With a ready-made portfolio, you can invest and then pretty much forget about it. All you need to do is peek every now and then to see how it’s doing.

6.   You Need to Know the Right Time to Buy & Sell

There’s a perception that to do well, you need to buy when stocks are low and sell when they’re high. Investors can spend a lot of time and energy trying to identify when a share price has bottomed out or hit its peak.

Yet there are so many factors influencing the stock market. Predicting outcomes is practically impossible.  We’re all experts after the event!

The important thing is to start as soon as you can and invest for as long as you can. There will be some downturns, maybe even some bad years, but if you’re not forced to sell during a dip (see myth 3), you may be able to ride out any turbulence.

Before investing, ask yourself how long you’re prepared to invest for. The longer your timeframe, the more volatility you may be able to deal with because you’d have more time to recover from any lows.

7.   Get Rich Quick!

Some people might suggest it’s easy to make money on high-risk investments. But don’t be fooled. Look at what happened with the Dotcom bubble in the late 90s and what happened in the last few years with cryptocurrencies.
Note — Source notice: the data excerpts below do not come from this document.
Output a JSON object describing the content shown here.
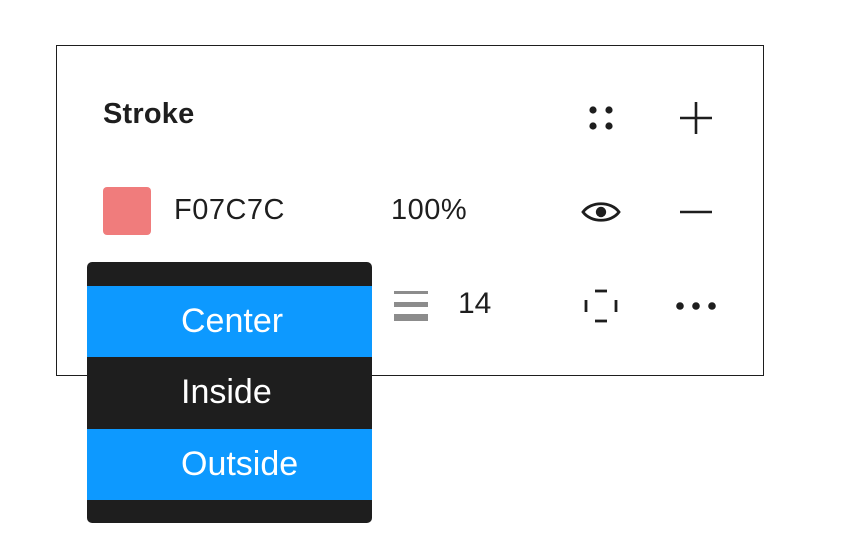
{
  "stroke": {
    "title": "Stroke",
    "color_hex": "F07C7C",
    "color_swatch": "#F07C7C",
    "opacity": "100%",
    "weight": "14",
    "icons": {
      "styles": "styles-grid-icon",
      "add": "plus-icon",
      "visibility": "eye-icon",
      "remove": "minus-icon",
      "stroke_weight": "stroke-weight-icon",
      "individual_strokes": "dashed-square-icon",
      "more": "more-options-icon"
    }
  },
  "position_dropdown": {
    "options": [
      {
        "label": "Center",
        "highlighted": true
      },
      {
        "label": "Inside",
        "highlighted": false
      },
      {
        "label": "Outside",
        "highlighted": true
      }
    ]
  },
  "colors": {
    "accent": "#0D99FF",
    "menu_background": "#1E1E1E",
    "text": "#1E1E1E"
  }
}
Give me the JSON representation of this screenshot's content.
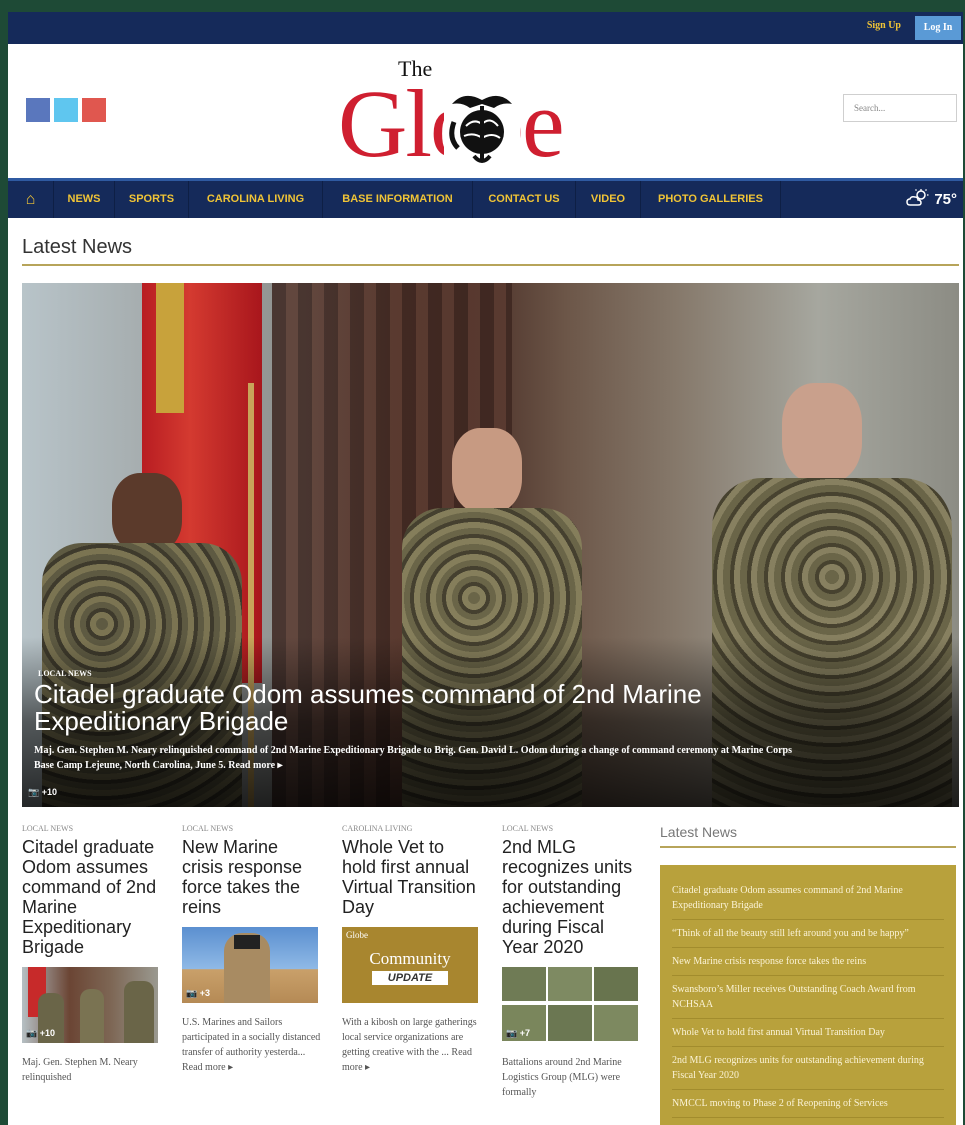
{
  "topbar": {
    "signup_label": "Sign Up",
    "login_label": "Log In"
  },
  "header": {
    "logo_small": "The",
    "logo_word": "Globe",
    "search_placeholder": "Search..."
  },
  "nav": {
    "items": [
      "NEWS",
      "SPORTS",
      "CAROLINA LIVING",
      "BASE INFORMATION",
      "CONTACT US",
      "VIDEO",
      "PHOTO GALLERIES"
    ],
    "weather_temp": "75°",
    "weather_icon": "partly-cloudy-icon"
  },
  "section_title": "Latest News",
  "hero": {
    "tag": "LOCAL NEWS",
    "title": "Citadel graduate Odom assumes command of 2nd Marine Expeditionary Brigade",
    "description": "Maj. Gen. Stephen M. Neary relinquished command of 2nd Marine Expeditionary Brigade to Brig. Gen. David L. Odom during a change of command ceremony at Marine Corps Base Camp Lejeune, North Carolina, June 5. Read more ▸",
    "photo_count": "+10"
  },
  "articles": [
    {
      "tag": "LOCAL NEWS",
      "title": "Citadel graduate Odom assumes command of 2nd Marine Expeditionary Brigade",
      "photo_count": "+10",
      "excerpt": "Maj. Gen. Stephen M. Neary relinquished"
    },
    {
      "tag": "LOCAL NEWS",
      "title": "New Marine crisis response force takes the reins",
      "photo_count": "+3",
      "excerpt": "U.S. Marines and Sailors participated in a socially distanced transfer of authority yesterda... Read more ▸"
    },
    {
      "tag": "CAROLINA LIVING",
      "title": "Whole Vet to hold first annual Virtual Transition Day",
      "image_line1": "Community",
      "image_line2": "UPDATE",
      "image_logo": "Globe",
      "excerpt": "With a kibosh on large gatherings local service organizations are getting creative with the ... Read more ▸"
    },
    {
      "tag": "LOCAL NEWS",
      "title": "2nd MLG recognizes units for outstanding achievement during Fiscal Year 2020",
      "photo_count": "+7",
      "excerpt": "Battalions around 2nd Marine Logistics Group (MLG) were formally"
    }
  ],
  "sidebar": {
    "title": "Latest News",
    "items": [
      "Citadel graduate Odom assumes command of 2nd Marine Expeditionary Brigade",
      "“Think of all the beauty still left around you and be happy”",
      "New Marine crisis response force takes the reins",
      "Swansboro’s Miller receives Outstanding Coach Award from NCHSAA",
      "Whole Vet to hold first annual Virtual Transition Day",
      "2nd MLG recognizes units for outstanding achievement during Fiscal Year 2020",
      "NMCCL moving to Phase 2 of Reopening of Services"
    ]
  },
  "colors": {
    "nav_bg": "#152a5a",
    "nav_text": "#f0c436",
    "logo_red": "#cf1f30",
    "sidebar_bg": "#b8a13c",
    "accent_rule": "#b7a45a"
  }
}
Markets tend to reward long-term investors. Instead of passion, you need a cool, calm head and the discipline and patience to leave your investments to grow.

That’s All Folks

I hope this has been useful.  By now, you’ll know there’s a pretty common theme to how I approach investing.  Set things up right at the start and then ‘steady as she goes’. 

It’s not rocket-science.  Sure it needs some initial thinking at the start but, after that, patience (and sometimes a bit of courage) are the key components.